Leadership award winner calls for action
Yusra Khogali called on city to admit Toronto is still an ‘anti-Black city’
Yusra Khogali stood in line with the mayor of the city and raised her fist straight up in the air.
Standing at a microphone in the council chamber at city hall moments later, she called for a response: “Black lives, they matter here!” Those who came to support her seated in the public gallery shouted it back again and again.
Khogali, an artist who helped found the Black Lives Matter Toronto chapter, was one of two of the first recipients of the Pam McConnell Award for Young Women in Leadership Thursday night. In accepting the honour, she demanded the city do better to recognize “we are still living in an anti-Black city.”
“I’m really grateful and there’s an abundance of joy and thankfulness in my heart,” she said at the podium as Mayor John Tory and other city officials listened. “But I’m also recognizing that I’m getting this award on the premise that there’s work to be done. Because Black people are dying multiple deaths trying to survive in this city.”
The city is still consulting on carding, Khogali noted. “Street checks,” as police call them, have been found by data analyzed by the Star to have disproportionately targeted Black people.
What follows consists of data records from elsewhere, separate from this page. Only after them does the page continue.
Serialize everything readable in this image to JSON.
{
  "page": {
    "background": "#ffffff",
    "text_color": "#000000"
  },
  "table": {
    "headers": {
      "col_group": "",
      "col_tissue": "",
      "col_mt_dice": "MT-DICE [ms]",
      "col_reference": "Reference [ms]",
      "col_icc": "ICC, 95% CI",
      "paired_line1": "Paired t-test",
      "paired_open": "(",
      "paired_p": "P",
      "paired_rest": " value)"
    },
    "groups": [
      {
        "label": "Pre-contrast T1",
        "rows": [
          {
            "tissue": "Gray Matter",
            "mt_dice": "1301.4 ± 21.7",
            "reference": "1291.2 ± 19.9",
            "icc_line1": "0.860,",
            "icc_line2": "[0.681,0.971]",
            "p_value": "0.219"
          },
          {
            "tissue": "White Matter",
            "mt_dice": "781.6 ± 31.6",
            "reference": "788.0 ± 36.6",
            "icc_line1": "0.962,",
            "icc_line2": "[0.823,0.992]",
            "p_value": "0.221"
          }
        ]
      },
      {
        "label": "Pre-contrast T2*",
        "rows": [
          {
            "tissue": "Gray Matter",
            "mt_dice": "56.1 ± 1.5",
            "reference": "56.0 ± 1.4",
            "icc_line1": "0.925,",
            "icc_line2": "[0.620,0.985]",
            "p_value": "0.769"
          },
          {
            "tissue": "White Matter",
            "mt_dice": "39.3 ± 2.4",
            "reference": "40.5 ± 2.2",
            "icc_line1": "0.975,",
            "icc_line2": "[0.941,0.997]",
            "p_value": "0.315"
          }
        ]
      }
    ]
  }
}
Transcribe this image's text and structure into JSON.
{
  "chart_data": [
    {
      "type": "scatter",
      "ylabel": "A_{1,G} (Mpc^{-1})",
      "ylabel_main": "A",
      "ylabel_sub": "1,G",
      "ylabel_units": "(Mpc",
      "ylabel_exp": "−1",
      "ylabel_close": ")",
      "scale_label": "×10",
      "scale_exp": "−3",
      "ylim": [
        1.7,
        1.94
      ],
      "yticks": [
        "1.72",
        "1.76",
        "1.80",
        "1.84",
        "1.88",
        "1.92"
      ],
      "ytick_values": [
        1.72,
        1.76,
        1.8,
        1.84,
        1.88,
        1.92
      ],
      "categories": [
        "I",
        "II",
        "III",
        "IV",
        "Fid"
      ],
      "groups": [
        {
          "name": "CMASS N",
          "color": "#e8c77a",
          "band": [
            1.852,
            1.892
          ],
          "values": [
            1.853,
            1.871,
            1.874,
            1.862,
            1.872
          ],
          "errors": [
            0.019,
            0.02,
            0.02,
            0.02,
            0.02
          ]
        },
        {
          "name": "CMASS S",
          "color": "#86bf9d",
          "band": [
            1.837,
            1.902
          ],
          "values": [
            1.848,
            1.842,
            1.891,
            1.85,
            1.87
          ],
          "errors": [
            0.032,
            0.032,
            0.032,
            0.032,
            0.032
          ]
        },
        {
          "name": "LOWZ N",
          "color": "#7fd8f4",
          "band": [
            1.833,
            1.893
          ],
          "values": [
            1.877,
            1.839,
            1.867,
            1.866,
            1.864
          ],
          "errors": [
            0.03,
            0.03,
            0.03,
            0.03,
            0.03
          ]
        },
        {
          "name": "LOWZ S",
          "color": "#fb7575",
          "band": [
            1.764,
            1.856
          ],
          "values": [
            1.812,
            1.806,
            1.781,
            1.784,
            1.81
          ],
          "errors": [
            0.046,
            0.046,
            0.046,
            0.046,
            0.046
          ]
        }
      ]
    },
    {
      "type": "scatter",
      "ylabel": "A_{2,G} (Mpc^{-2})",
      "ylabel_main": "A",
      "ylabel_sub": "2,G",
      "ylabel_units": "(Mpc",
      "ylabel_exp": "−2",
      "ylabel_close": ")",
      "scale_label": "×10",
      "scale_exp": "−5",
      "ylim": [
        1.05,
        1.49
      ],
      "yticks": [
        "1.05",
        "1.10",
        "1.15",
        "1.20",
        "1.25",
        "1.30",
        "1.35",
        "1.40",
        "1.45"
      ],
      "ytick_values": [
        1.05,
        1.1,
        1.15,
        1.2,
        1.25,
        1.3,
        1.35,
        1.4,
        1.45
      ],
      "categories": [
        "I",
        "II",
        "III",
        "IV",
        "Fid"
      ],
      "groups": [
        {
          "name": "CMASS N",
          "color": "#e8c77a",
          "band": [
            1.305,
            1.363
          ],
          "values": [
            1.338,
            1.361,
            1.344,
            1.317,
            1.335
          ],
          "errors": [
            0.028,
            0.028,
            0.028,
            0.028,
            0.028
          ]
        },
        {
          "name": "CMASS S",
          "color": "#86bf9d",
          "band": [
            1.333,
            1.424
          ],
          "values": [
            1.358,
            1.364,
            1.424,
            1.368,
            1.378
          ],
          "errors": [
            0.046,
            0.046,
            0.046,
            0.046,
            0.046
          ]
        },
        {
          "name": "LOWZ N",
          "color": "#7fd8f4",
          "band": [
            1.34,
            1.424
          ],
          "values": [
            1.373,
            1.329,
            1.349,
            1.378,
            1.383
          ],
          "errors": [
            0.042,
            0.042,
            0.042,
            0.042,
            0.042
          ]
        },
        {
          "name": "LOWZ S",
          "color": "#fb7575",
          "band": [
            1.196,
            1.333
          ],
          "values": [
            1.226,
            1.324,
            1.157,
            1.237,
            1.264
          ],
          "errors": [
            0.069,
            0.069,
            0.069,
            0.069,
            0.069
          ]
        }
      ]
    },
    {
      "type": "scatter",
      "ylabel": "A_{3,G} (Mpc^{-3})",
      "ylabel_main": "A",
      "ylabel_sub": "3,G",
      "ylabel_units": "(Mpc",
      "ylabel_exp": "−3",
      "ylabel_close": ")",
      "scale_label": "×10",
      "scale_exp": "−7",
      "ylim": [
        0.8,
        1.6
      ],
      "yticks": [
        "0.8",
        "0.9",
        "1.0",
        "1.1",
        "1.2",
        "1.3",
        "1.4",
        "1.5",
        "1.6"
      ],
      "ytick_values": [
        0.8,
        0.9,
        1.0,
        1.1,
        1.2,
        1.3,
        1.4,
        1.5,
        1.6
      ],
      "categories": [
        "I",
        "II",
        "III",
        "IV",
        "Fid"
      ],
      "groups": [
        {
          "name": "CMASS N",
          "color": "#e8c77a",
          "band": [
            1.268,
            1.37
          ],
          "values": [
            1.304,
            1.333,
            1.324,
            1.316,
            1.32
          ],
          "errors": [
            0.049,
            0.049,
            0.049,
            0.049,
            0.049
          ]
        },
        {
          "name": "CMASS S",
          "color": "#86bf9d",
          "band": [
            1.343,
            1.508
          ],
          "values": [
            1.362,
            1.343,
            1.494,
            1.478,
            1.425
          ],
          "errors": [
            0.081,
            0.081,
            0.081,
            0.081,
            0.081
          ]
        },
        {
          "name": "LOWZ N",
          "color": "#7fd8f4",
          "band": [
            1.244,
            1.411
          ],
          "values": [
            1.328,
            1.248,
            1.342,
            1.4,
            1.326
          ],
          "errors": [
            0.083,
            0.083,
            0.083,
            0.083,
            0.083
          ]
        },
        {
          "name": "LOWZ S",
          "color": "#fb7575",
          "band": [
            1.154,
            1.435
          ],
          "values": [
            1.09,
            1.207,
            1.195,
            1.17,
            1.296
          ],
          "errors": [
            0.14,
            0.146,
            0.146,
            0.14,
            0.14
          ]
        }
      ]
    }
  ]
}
“Black people are being brutalized for not being able to afford the TTC,” she said, referencing an incident where witnesses and video footage saw a teen grabbed and then restrained by both TTC and po- lice officers near St. Clair Ave. W. and Bathurst St. Black Lives Matter has pushed for justice in the case of the police shooting of Andrew Loku; camped outside police headquarters in 2016; and has recently been fighting to stop the deportation of former child refugee Abdoul Abdi, who the government has admitted to failing.
Tory prefaced the awards Thursday by giving a short speech, acknowledging both Khogali and winner Talisha Ramsaroop, who were selected by a panel that included McConnell’s daughter Heather Ann. Tory said he hoped both would run for public office and follow in McConnell’s footsteps by “advancing the interests in women in Toronto.”
“These were things that she did out of love as well as out of passion and commitment.”
Councillor Kristyn WongTam, who handed out the awards, thanked the winners for “making us uncomfortable.”
Khogali noted in her speech how difficult it is to be a Black woman taking a leadership role.
She said she doesn’t dream of one day ending up back in the council chamber.
“I’m not interested in running for public office,” she said. “What my goals are, are Black liberation.”